I was reminded the other night of two good words associated with horses. A few of us were discussing the Cheltenham festival and one wise man shook his head when I told him I was going to invest a small sum on a certain animal bred by a friend of mine from Co Wexford.
He had heard, he said, that the horse was off recently, the result of a tender frush. The frush is also commonly called the frog. The word is common in northern English dialects and has been bothering lexicographers for a long time. Some dictionaries say the word is related to the Scots and northern English adjective frush, brittle. Not so; that word was not recorded before the 19th century.
An old writer on equine matters, Edward Topsell, who flourished in Shakespeare's time, may have the answer for us.
In The Historie of Four-footed Beastes, he wrote: "The frush is the tenderest part of the hoof towards the heel, and because it is fashioned like a forked head the French men call it Furchet to, which word our farriers, perhaps for easiness sake of pronunciation do make it a mono syllable and pronounce it frush.' The other word that came to mind is fell, a noun I heard from a Wexford Traveller who deals in horses. "He's worth the price of his fell and no more," he said. Fell is skin. It's found to this day in Scotland, and in northern and midland English. It's from Middle English felle; from Old English fel, skin.
"They come in here every Friday to chitter," complained an old malt-worm in a Dungarvan hostelry to me recently. He was complaining about four women who disturb his peace on their way home from playing golf.
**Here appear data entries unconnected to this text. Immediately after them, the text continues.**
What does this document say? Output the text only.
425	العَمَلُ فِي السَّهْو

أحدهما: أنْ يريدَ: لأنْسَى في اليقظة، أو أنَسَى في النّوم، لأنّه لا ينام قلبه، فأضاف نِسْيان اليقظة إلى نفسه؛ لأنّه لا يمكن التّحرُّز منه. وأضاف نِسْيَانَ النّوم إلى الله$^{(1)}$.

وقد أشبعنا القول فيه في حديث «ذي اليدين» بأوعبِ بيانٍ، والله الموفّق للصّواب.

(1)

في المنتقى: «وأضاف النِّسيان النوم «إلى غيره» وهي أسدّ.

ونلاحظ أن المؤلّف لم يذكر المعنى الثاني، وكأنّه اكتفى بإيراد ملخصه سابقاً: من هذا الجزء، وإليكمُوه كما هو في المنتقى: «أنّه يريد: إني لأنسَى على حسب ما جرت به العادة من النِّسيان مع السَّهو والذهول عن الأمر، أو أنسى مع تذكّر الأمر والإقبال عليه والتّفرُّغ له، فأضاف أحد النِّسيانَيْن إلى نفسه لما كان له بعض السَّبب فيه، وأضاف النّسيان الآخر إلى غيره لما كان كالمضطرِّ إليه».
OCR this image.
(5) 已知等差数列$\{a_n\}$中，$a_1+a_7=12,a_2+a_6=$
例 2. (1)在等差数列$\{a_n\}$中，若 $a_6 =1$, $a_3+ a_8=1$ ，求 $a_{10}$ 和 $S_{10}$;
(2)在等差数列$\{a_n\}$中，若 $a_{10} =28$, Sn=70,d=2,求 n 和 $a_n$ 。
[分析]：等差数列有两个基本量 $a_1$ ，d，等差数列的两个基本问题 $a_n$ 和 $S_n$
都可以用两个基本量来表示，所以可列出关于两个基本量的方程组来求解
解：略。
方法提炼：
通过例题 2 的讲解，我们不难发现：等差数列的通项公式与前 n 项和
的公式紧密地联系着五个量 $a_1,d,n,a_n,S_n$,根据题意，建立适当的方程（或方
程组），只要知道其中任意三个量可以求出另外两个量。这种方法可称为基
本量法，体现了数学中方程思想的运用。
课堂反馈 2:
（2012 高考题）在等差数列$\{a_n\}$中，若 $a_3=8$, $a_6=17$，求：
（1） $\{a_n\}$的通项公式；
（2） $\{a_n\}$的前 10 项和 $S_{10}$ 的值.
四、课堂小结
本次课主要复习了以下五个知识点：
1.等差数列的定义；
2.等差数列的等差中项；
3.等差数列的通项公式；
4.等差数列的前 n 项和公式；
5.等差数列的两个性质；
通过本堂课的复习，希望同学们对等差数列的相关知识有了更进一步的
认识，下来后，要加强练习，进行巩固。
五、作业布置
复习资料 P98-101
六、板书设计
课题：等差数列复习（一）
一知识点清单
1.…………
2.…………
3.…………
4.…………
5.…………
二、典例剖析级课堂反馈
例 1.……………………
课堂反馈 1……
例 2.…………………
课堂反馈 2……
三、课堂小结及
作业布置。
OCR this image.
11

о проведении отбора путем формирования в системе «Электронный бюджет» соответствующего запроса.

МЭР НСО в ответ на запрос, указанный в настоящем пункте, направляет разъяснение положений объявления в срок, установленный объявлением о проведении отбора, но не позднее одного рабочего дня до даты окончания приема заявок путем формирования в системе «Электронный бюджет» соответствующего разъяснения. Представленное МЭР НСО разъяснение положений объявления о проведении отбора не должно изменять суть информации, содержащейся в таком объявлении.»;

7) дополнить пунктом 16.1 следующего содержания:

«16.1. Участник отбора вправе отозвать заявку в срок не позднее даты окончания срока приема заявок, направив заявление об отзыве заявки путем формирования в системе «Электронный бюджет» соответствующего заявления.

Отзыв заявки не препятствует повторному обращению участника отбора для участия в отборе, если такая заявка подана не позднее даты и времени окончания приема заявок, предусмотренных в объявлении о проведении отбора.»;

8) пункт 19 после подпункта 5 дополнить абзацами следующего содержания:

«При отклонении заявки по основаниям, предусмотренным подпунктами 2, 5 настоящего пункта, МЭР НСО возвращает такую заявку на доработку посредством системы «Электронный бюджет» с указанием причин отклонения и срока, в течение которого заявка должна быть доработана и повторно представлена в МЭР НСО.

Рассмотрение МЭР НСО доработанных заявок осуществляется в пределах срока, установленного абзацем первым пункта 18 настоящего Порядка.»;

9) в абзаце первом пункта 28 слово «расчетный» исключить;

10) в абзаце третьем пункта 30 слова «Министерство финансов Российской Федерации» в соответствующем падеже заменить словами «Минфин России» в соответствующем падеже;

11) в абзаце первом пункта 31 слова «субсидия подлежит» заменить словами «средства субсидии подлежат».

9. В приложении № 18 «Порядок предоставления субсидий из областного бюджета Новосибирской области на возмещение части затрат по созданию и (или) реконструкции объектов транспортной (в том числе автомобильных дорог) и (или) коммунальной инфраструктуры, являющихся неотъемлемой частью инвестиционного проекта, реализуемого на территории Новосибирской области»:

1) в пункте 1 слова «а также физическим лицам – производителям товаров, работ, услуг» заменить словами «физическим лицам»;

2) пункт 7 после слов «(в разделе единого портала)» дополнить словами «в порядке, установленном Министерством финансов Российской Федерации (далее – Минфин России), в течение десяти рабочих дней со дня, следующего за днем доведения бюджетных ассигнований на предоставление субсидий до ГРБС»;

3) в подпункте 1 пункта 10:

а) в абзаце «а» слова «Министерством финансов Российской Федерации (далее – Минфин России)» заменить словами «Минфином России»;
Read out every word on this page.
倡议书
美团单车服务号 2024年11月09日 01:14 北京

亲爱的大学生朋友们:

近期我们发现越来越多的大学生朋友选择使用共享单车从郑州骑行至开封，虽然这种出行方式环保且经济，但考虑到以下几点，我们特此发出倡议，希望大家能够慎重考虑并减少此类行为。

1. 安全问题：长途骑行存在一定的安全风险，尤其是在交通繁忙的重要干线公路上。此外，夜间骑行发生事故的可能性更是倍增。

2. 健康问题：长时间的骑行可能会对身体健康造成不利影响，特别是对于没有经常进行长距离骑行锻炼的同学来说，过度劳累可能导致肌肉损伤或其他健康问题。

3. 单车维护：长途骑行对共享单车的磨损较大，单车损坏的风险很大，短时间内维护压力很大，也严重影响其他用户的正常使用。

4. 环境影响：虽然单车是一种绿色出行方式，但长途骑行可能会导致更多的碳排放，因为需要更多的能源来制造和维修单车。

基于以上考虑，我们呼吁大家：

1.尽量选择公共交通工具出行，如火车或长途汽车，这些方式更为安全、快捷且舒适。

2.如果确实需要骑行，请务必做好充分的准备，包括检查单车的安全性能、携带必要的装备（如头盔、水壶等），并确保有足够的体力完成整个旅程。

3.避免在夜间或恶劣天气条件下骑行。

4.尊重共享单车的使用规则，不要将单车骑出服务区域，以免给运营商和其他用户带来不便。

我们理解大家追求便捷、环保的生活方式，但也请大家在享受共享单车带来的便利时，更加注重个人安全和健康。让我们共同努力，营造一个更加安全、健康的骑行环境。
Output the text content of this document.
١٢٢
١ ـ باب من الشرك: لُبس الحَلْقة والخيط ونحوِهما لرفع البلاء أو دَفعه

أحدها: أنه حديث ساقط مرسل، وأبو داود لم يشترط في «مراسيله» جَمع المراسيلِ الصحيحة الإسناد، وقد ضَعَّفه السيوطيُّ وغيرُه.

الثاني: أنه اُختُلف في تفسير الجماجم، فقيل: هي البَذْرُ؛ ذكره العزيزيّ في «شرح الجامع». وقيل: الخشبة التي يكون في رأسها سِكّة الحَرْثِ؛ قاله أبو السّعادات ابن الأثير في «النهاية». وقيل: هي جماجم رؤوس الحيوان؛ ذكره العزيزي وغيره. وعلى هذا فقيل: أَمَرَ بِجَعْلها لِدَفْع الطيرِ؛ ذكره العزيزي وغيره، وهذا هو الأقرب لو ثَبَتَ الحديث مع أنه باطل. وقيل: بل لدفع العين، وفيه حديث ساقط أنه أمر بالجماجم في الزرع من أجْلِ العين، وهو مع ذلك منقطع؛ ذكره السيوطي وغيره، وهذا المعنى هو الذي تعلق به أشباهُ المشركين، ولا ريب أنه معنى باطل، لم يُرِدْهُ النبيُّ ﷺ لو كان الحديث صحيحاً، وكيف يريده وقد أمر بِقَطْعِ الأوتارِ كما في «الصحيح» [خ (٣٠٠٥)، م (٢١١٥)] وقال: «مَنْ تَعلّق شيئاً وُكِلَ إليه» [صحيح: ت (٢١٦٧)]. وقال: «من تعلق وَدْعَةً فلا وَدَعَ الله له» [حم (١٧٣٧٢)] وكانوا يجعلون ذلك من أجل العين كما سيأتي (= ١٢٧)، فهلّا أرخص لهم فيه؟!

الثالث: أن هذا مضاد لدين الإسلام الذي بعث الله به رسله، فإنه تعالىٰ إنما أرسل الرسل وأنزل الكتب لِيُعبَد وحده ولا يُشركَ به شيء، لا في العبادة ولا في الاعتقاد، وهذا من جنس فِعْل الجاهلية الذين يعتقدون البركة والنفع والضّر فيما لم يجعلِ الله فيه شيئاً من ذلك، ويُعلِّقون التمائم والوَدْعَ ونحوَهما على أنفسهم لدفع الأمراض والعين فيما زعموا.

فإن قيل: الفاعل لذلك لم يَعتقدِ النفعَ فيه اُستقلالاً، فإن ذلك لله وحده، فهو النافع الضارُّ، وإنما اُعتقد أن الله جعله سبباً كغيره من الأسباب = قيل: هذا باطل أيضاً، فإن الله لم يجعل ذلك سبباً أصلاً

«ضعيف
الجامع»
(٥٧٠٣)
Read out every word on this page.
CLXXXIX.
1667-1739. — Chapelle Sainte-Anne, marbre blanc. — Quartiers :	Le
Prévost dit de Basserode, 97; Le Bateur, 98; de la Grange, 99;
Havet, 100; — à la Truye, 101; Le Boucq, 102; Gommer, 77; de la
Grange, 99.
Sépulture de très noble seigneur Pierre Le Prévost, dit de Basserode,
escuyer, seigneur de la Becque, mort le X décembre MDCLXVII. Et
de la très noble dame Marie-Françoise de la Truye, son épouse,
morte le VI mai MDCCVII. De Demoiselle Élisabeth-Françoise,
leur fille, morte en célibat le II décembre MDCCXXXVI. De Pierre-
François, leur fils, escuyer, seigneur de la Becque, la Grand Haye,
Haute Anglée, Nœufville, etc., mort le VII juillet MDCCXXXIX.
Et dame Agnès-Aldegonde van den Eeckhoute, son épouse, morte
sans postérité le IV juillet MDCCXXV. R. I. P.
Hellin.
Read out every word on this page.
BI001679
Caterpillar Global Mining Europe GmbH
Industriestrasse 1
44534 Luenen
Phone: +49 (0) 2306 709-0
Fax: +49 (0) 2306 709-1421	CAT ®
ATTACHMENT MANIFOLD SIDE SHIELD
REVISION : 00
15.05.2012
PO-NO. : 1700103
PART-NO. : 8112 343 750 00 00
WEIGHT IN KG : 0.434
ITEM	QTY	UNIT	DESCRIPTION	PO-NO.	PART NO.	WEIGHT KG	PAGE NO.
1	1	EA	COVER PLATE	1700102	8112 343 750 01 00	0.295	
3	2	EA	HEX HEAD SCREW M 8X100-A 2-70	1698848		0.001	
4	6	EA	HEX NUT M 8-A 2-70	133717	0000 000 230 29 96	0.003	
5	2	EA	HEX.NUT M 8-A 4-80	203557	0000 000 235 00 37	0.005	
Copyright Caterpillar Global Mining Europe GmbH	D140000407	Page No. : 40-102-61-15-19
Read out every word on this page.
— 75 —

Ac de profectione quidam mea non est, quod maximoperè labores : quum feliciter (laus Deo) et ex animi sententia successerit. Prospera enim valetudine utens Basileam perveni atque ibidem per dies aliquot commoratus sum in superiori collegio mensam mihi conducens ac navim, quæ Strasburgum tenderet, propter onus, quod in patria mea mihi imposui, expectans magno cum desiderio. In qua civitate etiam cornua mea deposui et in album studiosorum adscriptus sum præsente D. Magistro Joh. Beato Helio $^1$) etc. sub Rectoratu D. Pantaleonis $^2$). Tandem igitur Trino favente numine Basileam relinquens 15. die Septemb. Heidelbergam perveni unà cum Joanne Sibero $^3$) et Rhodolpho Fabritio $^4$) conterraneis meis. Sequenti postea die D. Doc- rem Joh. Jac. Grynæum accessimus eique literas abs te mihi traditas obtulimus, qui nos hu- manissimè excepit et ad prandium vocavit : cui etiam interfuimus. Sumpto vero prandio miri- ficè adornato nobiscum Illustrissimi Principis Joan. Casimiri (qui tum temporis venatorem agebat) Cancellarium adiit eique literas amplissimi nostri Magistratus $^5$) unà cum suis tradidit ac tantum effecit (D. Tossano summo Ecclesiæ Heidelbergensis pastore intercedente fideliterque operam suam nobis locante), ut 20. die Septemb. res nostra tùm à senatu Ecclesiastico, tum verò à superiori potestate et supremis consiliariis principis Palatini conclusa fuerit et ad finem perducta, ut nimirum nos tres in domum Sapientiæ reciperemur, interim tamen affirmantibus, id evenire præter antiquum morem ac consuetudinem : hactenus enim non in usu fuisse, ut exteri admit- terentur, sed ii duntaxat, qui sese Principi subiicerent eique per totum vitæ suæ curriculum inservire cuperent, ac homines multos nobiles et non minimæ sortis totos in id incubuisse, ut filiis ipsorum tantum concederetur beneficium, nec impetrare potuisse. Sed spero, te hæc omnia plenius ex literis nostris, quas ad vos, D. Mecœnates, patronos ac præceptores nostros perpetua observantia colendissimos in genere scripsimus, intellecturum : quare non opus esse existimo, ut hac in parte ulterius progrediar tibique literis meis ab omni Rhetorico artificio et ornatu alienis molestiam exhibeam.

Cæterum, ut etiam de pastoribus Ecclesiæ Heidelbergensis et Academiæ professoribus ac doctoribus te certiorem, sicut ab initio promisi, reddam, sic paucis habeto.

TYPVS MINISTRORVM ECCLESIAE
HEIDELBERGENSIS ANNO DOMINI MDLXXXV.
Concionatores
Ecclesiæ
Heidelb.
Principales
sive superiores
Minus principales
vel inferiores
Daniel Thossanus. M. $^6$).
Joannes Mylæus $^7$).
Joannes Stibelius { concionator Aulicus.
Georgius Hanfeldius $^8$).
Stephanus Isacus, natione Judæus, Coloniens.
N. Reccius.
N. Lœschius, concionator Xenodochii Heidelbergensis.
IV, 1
Chitter is a parallel form of chatter, used commonly of bird song. Joyce used it of running water in Finnegans Wake: "Can't hear with the waters of. The chittering waters of."
The word is common along the east coast. It is also found in Scotland, the north of England, in Devon and Cornwall. Chaucer in The Miller's Tale has: "Of hir song, it was so lowd and yerne As eny swelwe chittering on a berse."
Chitter has another meaning. Joan Trimble once told me that in rural Fermanagh, to chitter meant to shiver with cold. I heard it in Donegal, at the back of Errigal. John Skelton knew it back in 1526: `Se for God avowe, for cold as I chydder'.